America’s relative rise
Since midway through George W. Bush’s tenure, there’s been a steady hum from the pundit class that America’s best days are behind it. An overreaching foreign policy, rising public debt, and a growing wave of outsourced jobs means that America will soon lose its status as the world’s preeminent power. America was quickly on its way to becoming Rome.
But the American Decline is now over (if it ever really began in the first place).
Compared with other major powers, America’s future is looking brighter than before the financial crisis. The dollar remains remarkably attractive relative to other currencies. This resilience extends to American companies. In a March report, Goldman Sachs found that foreign investors owned a larger percentage of the U.S. equity market than at any time in the 68-year history of the study. The housing market is picking up, and dependence on foreign energy is falling.
Gridlock remains the order of the day in Washington, and Congress still has record-low approval ratings. But there are policy bright spots. Congress and the administration are not standing in the way of America’s energy revolution. The Keystone XL pipeline will likely be approved. The pipeline, along with the Obama administration’s emphasis on energy independence, helps strengthen the domestic economy.

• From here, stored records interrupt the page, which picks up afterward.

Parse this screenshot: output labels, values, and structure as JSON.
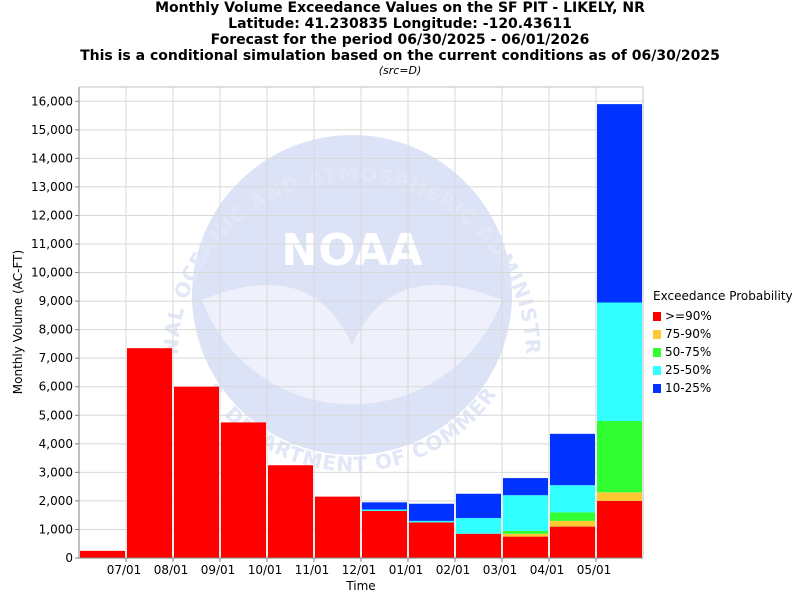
{
  "chart_data": {
    "type": "bar",
    "stacked": true,
    "title_lines": [
      "Monthly Volume Exceedance Values on the SF PIT - LIKELY, NR",
      "Latitude: 41.230835 Longitude: -120.43611",
      "Forecast for the period 06/30/2025 - 06/01/2026",
      "This is a conditional simulation based on the current conditions as of 06/30/2025"
    ],
    "subtitle": "(src=D)",
    "xlabel": "Time",
    "ylabel": "Monthly Volume (AC-FT)",
    "ylim": [
      0,
      16500
    ],
    "yticks": [
      0,
      1000,
      2000,
      3000,
      4000,
      5000,
      6000,
      7000,
      8000,
      9000,
      10000,
      11000,
      12000,
      13000,
      14000,
      15000,
      16000
    ],
    "ytick_labels": [
      "0",
      "1,000",
      "2,000",
      "3,000",
      "4,000",
      "5,000",
      "6,000",
      "7,000",
      "8,000",
      "9,000",
      "10,000",
      "11,000",
      "12,000",
      "13,000",
      "14,000",
      "15,000",
      "16,000"
    ],
    "xtick_labels": [
      "07/01",
      "08/01",
      "09/01",
      "10/01",
      "11/01",
      "12/01",
      "01/01",
      "02/01",
      "03/01",
      "04/01",
      "05/01"
    ],
    "bars": [
      {
        "period": "06/2025",
        "values": {
          ">=90%": 250,
          "75-90%": 250,
          "50-75%": 250,
          "25-50%": 250,
          "10-25%": 250
        }
      },
      {
        "period": "07/2025",
        "values": {
          ">=90%": 7350,
          "75-90%": 7350,
          "50-75%": 7350,
          "25-50%": 7350,
          "10-25%": 7350
        }
      },
      {
        "period": "08/2025",
        "values": {
          ">=90%": 6000,
          "75-90%": 6000,
          "50-75%": 6000,
          "25-50%": 6000,
          "10-25%": 6000
        }
      },
      {
        "period": "09/2025",
        "values": {
          ">=90%": 4750,
          "75-90%": 4750,
          "50-75%": 4750,
          "25-50%": 4750,
          "10-25%": 4750
        }
      },
      {
        "period": "10/2025",
        "values": {
          ">=90%": 3250,
          "75-90%": 3250,
          "50-75%": 3250,
          "25-50%": 3250,
          "10-25%": 3250
        }
      },
      {
        "period": "11/2025",
        "values": {
          ">=90%": 2150,
          "75-90%": 2150,
          "50-75%": 2150,
          "25-50%": 2150,
          "10-25%": 2150
        }
      },
      {
        "period": "12/2025",
        "values": {
          ">=90%": 1650,
          "75-90%": 1650,
          "50-75%": 1650,
          "25-50%": 1700,
          "10-25%": 1950
        }
      },
      {
        "period": "01/2026",
        "values": {
          ">=90%": 1250,
          "75-90%": 1250,
          "50-75%": 1250,
          "25-50%": 1300,
          "10-25%": 1900
        }
      },
      {
        "period": "02/2026",
        "values": {
          ">=90%": 850,
          "75-90%": 850,
          "50-75%": 850,
          "25-50%": 1400,
          "10-25%": 2250
        }
      },
      {
        "period": "03/2026",
        "values": {
          ">=90%": 750,
          "75-90%": 850,
          "50-75%": 950,
          "25-50%": 2200,
          "10-25%": 2800
        }
      },
      {
        "period": "04/2026",
        "values": {
          ">=90%": 1100,
          "75-90%": 1300,
          "50-75%": 1600,
          "25-50%": 2550,
          "10-25%": 4350
        }
      },
      {
        "period": "05/2026",
        "values": {
          ">=90%": 2000,
          "75-90%": 2300,
          "50-75%": 4800,
          "25-50%": 8950,
          "10-25%": 15900
        }
      }
    ],
    "legend": {
      "title": "Exceedance Probability",
      "placement": "right",
      "entries": [
        {
          "key": ">=90%",
          "label": ">=90%",
          "color": "#ff0000"
        },
        {
          "key": "75-90%",
          "label": "75-90%",
          "color": "#ffc832"
        },
        {
          "key": "50-75%",
          "label": "50-75%",
          "color": "#32ff32"
        },
        {
          "key": "25-50%",
          "label": "25-50%",
          "color": "#32ffff"
        },
        {
          "key": "10-25%",
          "label": "10-25%",
          "color": "#0033ff"
        }
      ]
    },
    "grid": true,
    "watermark": {
      "text": "NOAA",
      "ring_text": "NATIONAL OCEANIC AND ATMOSPHERIC ADMINISTRATION",
      "bottom_text": "U.S. DEPARTMENT OF COMMERCE"
    }
  }
}
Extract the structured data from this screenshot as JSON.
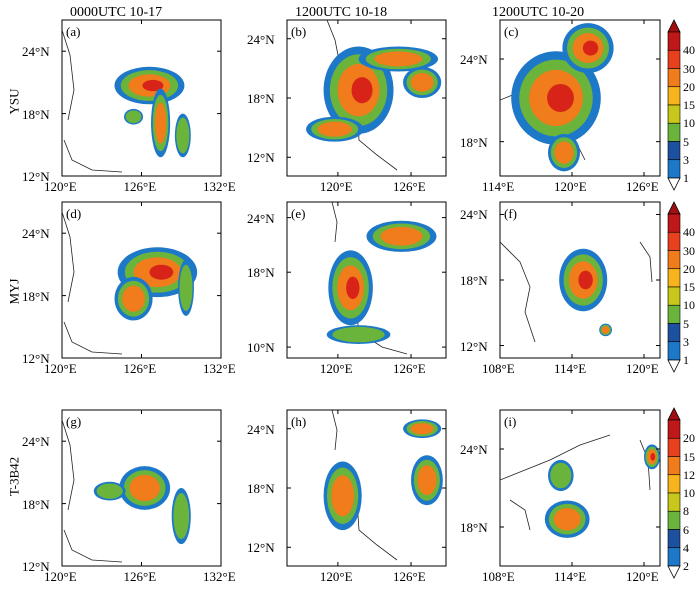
{
  "column_titles": [
    "0000UTC 10-17",
    "1200UTC 10-18",
    "1200UTC 10-20"
  ],
  "row_titles": [
    "YSU",
    "MYJ",
    "T-3B42"
  ],
  "panels": [
    {
      "label": "(a)",
      "x_ticks": [
        "120°E",
        "126°E",
        "132°E"
      ],
      "y_ticks": [
        "24°N",
        "18°N",
        "12°N"
      ]
    },
    {
      "label": "(b)",
      "x_ticks": [
        "120°E",
        "126°E"
      ],
      "y_ticks": [
        "24°N",
        "18°N",
        "12°N"
      ]
    },
    {
      "label": "(c)",
      "x_ticks": [
        "114°E",
        "120°E",
        "126°E"
      ],
      "y_ticks": [
        "24°N",
        "18°N"
      ]
    },
    {
      "label": "(d)",
      "x_ticks": [
        "120°E",
        "126°E",
        "132°E"
      ],
      "y_ticks": [
        "24°N",
        "18°N",
        "12°N"
      ]
    },
    {
      "label": "(e)",
      "x_ticks": [
        "120°E",
        "126°E"
      ],
      "y_ticks": [
        "24°N",
        "18°N",
        "10°N"
      ]
    },
    {
      "label": "(f)",
      "x_ticks": [
        "108°E",
        "114°E",
        "120°E"
      ],
      "y_ticks": [
        "24°N",
        "18°N",
        "12°N"
      ]
    },
    {
      "label": "(g)",
      "x_ticks": [
        "120°E",
        "126°E",
        "132°E"
      ],
      "y_ticks": [
        "24°N",
        "18°N",
        "12°N"
      ]
    },
    {
      "label": "(h)",
      "x_ticks": [
        "120°E",
        "126°E"
      ],
      "y_ticks": [
        "24°N",
        "18°N",
        "12°N"
      ]
    },
    {
      "label": "(i)",
      "x_ticks": [
        "108°E",
        "114°E",
        "120°E"
      ],
      "y_ticks": [
        "24°N",
        "18°N"
      ]
    }
  ],
  "colorbars": [
    {
      "levels": [
        "40",
        "30",
        "20",
        "15",
        "10",
        "5",
        "3",
        "1"
      ],
      "colors": [
        "#c01818",
        "#e8401c",
        "#f07c1c",
        "#f8b41c",
        "#c8c81c",
        "#6ab43c",
        "#1e50a0",
        "#1e78c8"
      ]
    },
    {
      "levels": [
        "40",
        "30",
        "20",
        "15",
        "10",
        "5",
        "3",
        "1"
      ],
      "colors": [
        "#c01818",
        "#e8401c",
        "#f07c1c",
        "#f8b41c",
        "#c8c81c",
        "#6ab43c",
        "#1e50a0",
        "#1e78c8"
      ]
    },
    {
      "levels": [
        "20",
        "15",
        "12",
        "10",
        "8",
        "6",
        "4",
        "2"
      ],
      "colors": [
        "#c01818",
        "#e8401c",
        "#f07c1c",
        "#f8b41c",
        "#c8c81c",
        "#6ab43c",
        "#1e50a0",
        "#1e78c8"
      ]
    }
  ],
  "colors": {
    "blue_edge": "#1e78c8",
    "green": "#6ab43c",
    "orange": "#f07c1c",
    "red": "#d82418",
    "coast": "#222222"
  }
}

On trade, the administration has managed to convince Japan to join Trans-Pacific Partnership talks. Should the trade consortium of countries ranging from the United States and Chile to Canada and Mexico to Singapore and Vietnam get off the ground, it will liberalize trade between members that represent nearly 40 percent of global GDP — and boost American trade and manufacturing. Then there is the nascent transatlantic equivalent that Obama mentioned in this year’s State of the Union.
The third major policy positive: the forward movement in Washington on immigration reform. If that effort is successful, it could entice millions of illegal immigrants to pay U.S. taxes for the first time — and it could provide the labor force, skilled and unskilled, that many companies desperately need to ensure growth. A recent study by the Center for American Progress found that immigration reform could inject more than a trillion dollars into the U.S. economy.
So at a time when recession-riddled Europe is muddling through, and major developing economies like China have huge looming question marks, the United States is looking pretty good from the top down.
Now for the bad news: Things don’t look as good from the bottom up, because an empowered minority at the top of American society will reap most of the benefits of this resurgence. The number of Americans who have participated in the rebound is smaller than in the past. Corporate profits remain high, but so does unemployment. According to a new study by a pair of economists at Northeastern University, those unemployed for more than six months have an especially tough time returning to the workforce.
It’s not easy for a country with such disparities to maintain prosperity and domestic tranquility, but there is no guarantee that the benefits of even an extended rebound will narrow the growing wealth gap.
America’s decline is a myth. The United States’ relative position in the world is improving, and Washington won’t stand in the way. Some of the gains we see will improve the U.S. standard of living at every level: Cheaper energy means less pressure at the pump, and a comprehensive immigration reform bill could empower many yet-to-be Americans who deserve a voice. But for still-jobless and underemployed Americans, it’s the recovery that’s a fiction.
Welcome to America’s relative rise: Wall Street is back. Main Street? Maybe not.
This column is based on a transcribed interview with Bremmer.